Pourquoi l'école changera

Guy POUZARD

     L'école, notre école de Jules Ferry, a plus d'un siècle d'existence. Née dans la société industrielle, ses principes fondamentaux d'école de la République ont été définis et mis en oeuvre avec une organisation prenant en compte les conditions politiques, socio-économiques et les moyens techniques d'enseignement de l'époque aussi bien dans les méthodes pédagogiques que dans les structures générales. Ils sont le reflet indirect des grands principes fondateurs de l'enseignement de masse, des grandes idées philosophiques et scientifiques, de la culture générale de l'époque. En particulier l'organisation de l'enseignement simultané, celui de la classe avec un maître « face » à un groupe réduit d'élèves, s'était avérée plus efficace que celle de l'enseignement mutuel de Lancaster, pour un enseignement ne disposant comme seuls outils pédagogiques que de la voie et de la vue en direct dans l'espace clos de la classe et comme supports de l'information, le tableau et l'ardoise, les gravures et les cartes, le livre et le cahier. Il convient peut-être d'y ajouter la baguette ou la règle qui ont longtemps figuré dans la panoplie du bon pédagogue.

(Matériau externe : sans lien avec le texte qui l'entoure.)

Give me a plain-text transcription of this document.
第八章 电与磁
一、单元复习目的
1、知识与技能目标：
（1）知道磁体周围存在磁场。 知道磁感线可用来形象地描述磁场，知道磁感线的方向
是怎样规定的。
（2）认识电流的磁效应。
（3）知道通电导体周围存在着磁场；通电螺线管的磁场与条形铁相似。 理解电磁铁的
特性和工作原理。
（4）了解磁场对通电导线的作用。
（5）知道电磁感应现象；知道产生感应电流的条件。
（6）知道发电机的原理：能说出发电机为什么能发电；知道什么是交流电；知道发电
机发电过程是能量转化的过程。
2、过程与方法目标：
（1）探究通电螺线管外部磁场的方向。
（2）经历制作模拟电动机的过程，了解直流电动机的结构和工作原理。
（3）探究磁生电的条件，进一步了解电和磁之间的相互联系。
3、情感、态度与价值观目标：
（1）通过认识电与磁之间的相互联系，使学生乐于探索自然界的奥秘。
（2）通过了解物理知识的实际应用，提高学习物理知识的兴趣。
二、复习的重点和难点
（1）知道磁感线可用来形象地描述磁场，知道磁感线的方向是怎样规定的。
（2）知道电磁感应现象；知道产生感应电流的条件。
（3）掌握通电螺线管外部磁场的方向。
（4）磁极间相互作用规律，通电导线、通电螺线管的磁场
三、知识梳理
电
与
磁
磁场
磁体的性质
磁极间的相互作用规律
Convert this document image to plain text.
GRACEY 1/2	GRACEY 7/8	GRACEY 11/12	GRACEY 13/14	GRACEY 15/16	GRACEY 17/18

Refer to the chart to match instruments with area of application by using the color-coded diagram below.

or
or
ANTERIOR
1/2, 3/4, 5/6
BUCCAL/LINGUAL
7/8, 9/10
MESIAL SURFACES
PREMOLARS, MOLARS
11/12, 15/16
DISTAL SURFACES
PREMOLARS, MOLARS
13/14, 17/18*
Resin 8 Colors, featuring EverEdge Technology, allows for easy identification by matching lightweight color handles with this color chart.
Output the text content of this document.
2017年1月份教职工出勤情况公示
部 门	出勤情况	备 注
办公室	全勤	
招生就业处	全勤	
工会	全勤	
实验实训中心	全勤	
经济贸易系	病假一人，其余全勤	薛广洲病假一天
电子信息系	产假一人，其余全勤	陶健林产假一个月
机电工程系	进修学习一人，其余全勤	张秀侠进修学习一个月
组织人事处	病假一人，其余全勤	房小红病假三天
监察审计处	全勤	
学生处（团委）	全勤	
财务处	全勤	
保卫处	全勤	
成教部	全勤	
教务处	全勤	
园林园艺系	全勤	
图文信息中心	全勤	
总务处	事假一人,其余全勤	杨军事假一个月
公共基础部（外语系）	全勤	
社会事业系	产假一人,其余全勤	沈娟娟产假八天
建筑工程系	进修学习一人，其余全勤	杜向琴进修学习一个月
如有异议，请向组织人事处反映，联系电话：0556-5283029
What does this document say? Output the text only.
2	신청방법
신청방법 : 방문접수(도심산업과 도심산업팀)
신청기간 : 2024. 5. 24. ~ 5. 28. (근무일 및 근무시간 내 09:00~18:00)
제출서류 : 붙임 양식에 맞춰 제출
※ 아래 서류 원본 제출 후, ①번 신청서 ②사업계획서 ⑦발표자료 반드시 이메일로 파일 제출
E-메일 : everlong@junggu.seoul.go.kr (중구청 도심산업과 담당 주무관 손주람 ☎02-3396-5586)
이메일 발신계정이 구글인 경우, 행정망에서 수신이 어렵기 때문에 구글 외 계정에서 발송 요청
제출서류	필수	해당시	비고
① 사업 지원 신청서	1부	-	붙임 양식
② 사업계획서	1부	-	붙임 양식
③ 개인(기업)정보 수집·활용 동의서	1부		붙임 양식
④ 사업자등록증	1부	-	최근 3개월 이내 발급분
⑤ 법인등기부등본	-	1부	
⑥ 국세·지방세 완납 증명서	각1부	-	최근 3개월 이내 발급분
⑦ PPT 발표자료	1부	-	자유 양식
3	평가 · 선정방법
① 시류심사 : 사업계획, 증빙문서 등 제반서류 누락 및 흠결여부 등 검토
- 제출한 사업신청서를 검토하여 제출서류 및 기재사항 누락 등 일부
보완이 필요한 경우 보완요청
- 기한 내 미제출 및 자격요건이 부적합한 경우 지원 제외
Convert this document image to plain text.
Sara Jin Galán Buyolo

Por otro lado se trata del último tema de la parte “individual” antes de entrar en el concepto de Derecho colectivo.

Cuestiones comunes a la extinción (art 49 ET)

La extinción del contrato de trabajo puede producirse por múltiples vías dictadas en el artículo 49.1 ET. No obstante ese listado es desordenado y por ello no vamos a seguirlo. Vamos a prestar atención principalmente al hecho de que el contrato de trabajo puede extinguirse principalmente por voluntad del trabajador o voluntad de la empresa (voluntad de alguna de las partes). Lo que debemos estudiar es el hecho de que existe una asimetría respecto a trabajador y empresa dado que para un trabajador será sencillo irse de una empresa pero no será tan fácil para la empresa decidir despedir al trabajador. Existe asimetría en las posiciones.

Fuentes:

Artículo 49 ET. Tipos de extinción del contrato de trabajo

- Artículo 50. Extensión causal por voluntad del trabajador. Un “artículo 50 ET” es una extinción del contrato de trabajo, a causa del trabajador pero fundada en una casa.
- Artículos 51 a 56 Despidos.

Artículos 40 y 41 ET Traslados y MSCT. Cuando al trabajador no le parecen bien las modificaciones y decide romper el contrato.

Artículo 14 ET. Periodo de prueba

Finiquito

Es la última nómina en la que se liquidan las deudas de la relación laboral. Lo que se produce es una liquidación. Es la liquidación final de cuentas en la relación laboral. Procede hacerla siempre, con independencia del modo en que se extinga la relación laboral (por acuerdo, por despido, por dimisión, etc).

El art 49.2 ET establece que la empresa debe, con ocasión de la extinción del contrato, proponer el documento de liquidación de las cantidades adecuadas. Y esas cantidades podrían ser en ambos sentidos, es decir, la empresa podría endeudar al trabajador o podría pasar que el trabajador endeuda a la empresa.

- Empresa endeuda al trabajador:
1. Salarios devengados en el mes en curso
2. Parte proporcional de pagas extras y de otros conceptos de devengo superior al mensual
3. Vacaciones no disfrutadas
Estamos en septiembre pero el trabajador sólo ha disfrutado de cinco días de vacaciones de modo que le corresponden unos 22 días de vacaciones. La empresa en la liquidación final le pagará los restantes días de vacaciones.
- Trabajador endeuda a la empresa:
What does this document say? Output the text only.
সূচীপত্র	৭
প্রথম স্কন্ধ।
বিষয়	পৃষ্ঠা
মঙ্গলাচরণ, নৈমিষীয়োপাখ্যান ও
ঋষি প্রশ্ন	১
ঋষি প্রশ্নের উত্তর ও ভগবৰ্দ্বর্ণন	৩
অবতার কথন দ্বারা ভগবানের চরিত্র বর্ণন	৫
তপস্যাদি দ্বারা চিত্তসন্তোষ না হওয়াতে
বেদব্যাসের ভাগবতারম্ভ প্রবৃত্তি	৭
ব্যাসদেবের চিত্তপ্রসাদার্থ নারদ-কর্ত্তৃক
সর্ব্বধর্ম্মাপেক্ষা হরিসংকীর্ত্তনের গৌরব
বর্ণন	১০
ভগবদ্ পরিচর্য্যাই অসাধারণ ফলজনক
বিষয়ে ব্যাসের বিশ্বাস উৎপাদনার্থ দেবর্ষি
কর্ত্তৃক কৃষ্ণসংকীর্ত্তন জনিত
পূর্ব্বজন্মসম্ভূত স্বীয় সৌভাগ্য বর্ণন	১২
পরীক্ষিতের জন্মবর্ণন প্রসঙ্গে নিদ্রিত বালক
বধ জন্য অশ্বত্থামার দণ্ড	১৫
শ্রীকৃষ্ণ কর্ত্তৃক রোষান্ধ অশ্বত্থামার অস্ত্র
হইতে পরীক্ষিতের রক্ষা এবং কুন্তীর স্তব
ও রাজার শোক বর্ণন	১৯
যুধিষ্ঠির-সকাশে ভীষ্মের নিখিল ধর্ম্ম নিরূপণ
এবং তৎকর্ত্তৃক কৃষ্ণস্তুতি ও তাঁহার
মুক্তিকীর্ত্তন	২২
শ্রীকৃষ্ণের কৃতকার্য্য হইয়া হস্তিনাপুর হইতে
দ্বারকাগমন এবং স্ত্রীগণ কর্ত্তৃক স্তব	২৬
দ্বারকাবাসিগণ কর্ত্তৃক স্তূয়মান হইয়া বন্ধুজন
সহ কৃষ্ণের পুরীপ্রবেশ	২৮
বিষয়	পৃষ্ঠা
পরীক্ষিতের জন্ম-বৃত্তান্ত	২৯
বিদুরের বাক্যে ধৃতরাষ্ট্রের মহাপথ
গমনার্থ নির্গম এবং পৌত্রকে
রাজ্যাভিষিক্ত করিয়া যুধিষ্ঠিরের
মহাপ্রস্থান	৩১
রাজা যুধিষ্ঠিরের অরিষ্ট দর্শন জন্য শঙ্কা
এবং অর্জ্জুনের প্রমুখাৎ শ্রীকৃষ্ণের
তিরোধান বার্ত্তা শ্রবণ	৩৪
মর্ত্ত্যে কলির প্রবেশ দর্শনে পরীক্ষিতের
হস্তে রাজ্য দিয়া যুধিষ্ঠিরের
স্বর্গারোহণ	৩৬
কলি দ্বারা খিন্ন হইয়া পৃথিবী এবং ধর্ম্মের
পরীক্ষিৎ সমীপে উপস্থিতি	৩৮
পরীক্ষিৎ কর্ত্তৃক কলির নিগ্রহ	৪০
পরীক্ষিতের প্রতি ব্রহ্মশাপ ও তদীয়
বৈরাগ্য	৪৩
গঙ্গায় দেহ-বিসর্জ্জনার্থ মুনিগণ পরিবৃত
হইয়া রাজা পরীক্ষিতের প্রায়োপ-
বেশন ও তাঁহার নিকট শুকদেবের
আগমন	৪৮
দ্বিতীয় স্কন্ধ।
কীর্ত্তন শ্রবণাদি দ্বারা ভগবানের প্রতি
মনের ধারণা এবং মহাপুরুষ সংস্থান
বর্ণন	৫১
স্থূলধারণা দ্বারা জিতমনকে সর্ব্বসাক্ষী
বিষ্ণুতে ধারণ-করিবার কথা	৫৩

     Le système éducatif s'est donc progressivement développé autour de la classe de l'enseignement simultané qui lui a servi d'unité de lieu et d'unité de temps, sinon d'unité d'action. Ce n'est qu'avec l'apparition de techniques d'aides à la pédagogie ou avec le développement d'enseignements à finalité techniques ou professionnelle que l'on a vu apparaître d'autres formes d'organisation pédagogique : laboratoires de langue, laboratoires scientifiques, ateliers, etc. Ces formes pédagogiques ne sont plus uniquement représentées par la seule transmission d'un savoir du maître à l'élève. Cependant pour la plus grande partie de l'enseignement, la forme pédagogique largement dominante reste celle de celui qui sait à celui qui doit apprendre, le transvasement tient lieu de certitude et, bien que destiné à la classe, le message du maître a pour objet de former chaque élève séparément. Cette condition est évidement nécessaire pour la formation de l'individu. Elle a longtemps été regardée comme également suffisante.

     Les principes de base reposent sur des postulats largement répandus au XIXe siècle dans toute la société par le développement des sciences et du positivisme, sans parler du scientisme qui en a résulté. Il s'agit en particulier du postulat de linéarité des systèmes et celui de certitude (souvent confondue encore de nos jours avec rationalité). Leur apparente évidence s'imposait à tous : le tout n'est que la somme de ses constituants, une cause ne peut avoir qu'une seul effet, reproductible. Même inconsciemment, ces postulats sont toujours acceptés par l'école, une classe n'étant que la somme de ses élèves (le maître est forcément à part). On le sait maintenant, le postulat de linéarité peut être largement battu en brèche. Quand la complexité augmente, le tout est souvent supérieur à la somme des constituants. Ainsi, le système de deux ordinateurs communicants est bien plus performant que celui de deux ordinateurs isolés. Dans les systèmes complexes l'interaction des éléments est très souvent source de valeur ajoutée.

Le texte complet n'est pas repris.